Crédit photo : Asahi Kasei

Finalement forfait à Tokyo, tout concourt aujourd’hui à éjecter la Légende Ono du programme de Paris, sans même lui donner sa chance. Le « fast-judo » n’a pas le temps d’attendre le bonze de Tenri, lequel considère que la compétition à ce rythme est de moins en moins sa tasse de thé. À L’Esprit du Judo, nous pensons que c’est dommage. Votons Ono !

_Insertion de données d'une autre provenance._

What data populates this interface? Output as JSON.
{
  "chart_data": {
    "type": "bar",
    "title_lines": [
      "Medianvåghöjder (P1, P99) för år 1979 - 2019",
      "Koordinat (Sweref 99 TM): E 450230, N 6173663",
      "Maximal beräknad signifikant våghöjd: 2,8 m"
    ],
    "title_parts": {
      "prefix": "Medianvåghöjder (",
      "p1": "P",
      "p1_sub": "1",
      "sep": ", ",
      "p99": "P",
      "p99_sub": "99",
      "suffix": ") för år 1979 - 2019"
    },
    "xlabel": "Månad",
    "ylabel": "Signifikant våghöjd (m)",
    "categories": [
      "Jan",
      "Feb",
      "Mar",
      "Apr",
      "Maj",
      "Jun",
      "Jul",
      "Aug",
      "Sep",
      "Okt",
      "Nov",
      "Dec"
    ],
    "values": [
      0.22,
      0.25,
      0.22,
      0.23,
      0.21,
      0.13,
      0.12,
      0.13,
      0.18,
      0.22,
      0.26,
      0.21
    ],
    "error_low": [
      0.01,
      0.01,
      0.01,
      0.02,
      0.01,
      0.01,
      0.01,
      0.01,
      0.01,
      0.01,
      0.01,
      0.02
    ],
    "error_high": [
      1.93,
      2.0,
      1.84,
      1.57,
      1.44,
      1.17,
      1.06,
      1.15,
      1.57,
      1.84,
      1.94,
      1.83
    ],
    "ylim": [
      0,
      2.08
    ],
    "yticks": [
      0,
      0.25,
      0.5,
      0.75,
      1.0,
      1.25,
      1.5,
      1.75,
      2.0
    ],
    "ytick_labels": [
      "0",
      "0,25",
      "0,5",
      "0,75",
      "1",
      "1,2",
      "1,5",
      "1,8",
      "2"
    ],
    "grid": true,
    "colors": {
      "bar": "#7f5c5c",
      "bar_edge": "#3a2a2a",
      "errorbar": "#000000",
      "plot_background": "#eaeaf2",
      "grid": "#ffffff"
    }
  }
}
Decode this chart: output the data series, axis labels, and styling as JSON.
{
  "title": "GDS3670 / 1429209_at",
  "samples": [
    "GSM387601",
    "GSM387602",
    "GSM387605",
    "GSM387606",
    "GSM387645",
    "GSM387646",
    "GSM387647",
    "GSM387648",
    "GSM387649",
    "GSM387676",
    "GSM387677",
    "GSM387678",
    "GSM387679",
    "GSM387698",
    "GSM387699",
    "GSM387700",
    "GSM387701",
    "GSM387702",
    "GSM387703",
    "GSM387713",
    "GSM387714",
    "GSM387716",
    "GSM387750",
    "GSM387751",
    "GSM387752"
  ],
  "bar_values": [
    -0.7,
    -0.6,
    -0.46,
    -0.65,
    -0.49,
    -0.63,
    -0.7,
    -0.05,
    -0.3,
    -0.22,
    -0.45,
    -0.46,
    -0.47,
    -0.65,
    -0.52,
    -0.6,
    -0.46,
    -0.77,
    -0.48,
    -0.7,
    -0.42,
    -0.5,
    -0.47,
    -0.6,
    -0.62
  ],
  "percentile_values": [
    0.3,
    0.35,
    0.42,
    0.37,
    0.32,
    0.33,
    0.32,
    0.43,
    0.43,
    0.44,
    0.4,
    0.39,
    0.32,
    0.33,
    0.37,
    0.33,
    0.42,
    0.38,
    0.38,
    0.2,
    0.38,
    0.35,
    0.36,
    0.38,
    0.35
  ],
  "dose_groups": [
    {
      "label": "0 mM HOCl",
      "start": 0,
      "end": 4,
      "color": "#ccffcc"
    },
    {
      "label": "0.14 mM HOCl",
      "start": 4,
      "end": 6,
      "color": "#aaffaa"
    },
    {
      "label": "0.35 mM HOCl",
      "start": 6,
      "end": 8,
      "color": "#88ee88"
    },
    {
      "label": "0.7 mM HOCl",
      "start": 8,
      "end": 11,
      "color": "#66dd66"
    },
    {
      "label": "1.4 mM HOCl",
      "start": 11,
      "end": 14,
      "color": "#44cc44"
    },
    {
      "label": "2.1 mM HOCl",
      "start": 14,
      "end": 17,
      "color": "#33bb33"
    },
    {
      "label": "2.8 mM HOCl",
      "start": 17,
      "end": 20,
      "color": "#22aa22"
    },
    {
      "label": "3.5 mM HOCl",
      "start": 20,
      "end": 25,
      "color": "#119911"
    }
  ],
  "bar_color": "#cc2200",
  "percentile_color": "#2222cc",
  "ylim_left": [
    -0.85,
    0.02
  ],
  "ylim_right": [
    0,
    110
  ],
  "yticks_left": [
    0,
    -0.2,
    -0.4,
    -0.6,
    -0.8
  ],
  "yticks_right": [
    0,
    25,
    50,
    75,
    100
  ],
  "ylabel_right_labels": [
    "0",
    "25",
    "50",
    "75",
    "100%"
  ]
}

On le sait, le plus grand champion de judo de sa génération au plan du style, le Japonais Shohei Ono, met la barre tellement haut à chaque fois qu’il sort au niveau international que, depuis quelques années, il prend son temps entre deux prestations grandioses, le temps qu’il lui faut pour arriver à son meilleur niveau physique, technique et mental.
Depuis 2015, la légende est réglée comme une horloge, assumant de ne pas faire, après les Jeux de 2016, les championnats du monde 2017, 2018 (et bien sûr 2021). À chaque fois, c’est pour mieux assumer son statut de star interplanétaire du judo et livrer une prestation charismatique et exemplaire, la plus proche possible de l’absolue perfection.
Après son deuxième titre olympique, à vingt-neuf ans, Shohei Ono s’est à nouveau retiré pour se recharger, exprimant non seulement un besoin légitime de repos, mais aussi une évidente lassitude face à la nécessité de se préparer aussi aux enjeux tactiques liés au règlement et à l’arbitrage (voir son interview exclusive dans le n°100 de L’Esprit du Judo, numéro à commander en numérique ici : https://boutique.lespritdujudo.com/collections/numerique/products/lesprit-du-judo-100-septembre-octobre-2022-version-numerique)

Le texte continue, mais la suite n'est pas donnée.